Em vez disso, o que está em jogo é o que os economistas chamam de "custo de oportunidade". Uma viagem papal à África é uma oportunidade preciosa, se não for desperdiçada, para chamar a atenção sobre um continente que geralmente registra no Ocidente somente quando há uma fome ou uma guerra. Mesmo assim, você não pode dar nada por garantido. A Segunda Guerra do Congo e suas consequências custaram cerca de 5,4 milhões de vidas de 1998 a 2008, o conflito mais mortal do século XX depois da Segunda Guerra Mundial. E ele poderia muito bem ter ocorrido em Marte, em termos de quanto o europeu ou o norte-americano típicos sabem alguma coisa sobre ele.

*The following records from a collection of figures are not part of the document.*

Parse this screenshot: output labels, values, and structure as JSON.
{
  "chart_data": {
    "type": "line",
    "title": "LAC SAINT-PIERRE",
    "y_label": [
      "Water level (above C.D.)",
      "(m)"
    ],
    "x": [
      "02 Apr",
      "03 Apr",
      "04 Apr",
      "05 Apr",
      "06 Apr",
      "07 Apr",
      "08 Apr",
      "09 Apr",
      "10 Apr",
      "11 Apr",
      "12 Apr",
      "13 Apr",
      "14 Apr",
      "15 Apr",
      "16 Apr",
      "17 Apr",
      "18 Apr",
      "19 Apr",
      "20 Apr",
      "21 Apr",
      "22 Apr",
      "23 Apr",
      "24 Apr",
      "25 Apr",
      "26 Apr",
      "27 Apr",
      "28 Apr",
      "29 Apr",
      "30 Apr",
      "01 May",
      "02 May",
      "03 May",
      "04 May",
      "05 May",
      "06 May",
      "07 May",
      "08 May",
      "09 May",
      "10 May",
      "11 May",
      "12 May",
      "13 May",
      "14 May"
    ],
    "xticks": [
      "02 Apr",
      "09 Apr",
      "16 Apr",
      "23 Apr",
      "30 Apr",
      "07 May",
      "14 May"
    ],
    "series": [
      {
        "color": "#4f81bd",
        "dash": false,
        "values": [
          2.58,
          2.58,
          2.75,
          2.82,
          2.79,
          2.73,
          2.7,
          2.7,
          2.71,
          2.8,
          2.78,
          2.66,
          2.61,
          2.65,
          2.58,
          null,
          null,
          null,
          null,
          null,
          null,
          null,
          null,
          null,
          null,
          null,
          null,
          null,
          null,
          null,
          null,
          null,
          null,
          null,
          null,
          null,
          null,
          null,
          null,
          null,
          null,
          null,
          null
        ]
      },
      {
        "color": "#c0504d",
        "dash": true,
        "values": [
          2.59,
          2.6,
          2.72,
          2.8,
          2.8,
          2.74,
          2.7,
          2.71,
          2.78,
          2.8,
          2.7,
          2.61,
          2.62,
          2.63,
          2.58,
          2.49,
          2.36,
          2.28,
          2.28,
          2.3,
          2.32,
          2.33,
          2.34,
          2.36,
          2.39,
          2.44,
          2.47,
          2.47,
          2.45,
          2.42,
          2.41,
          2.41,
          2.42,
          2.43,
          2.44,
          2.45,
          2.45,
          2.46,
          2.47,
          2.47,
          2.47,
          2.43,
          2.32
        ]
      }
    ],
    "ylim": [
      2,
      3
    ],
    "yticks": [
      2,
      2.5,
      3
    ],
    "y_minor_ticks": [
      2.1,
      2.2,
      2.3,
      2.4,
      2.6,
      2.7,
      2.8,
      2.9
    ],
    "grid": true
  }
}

A questão-chave sobre a visita de Bento XVI ao Benin não é, portanto, como a questão dos preservativos vai ser disputada. É a seguinte: se o Vaticano conseguir evitar essa armadilha, que outras histórias poderiam obter algum interesse?
Catolicismo na África
Eu já citei esta estatística muitas vezes, mas vale a pena repetir. A população católica da África subsaariana disparou de 1,9 milhão em 1900 para 139 milhões em 2000, uma taxa de crescimento de quase 7.000%– o maior surto de expansão missionária da Igreja Católica já ocorrido. Como resultado, muitos católicos acreditam que seu momento histórico africano chegou.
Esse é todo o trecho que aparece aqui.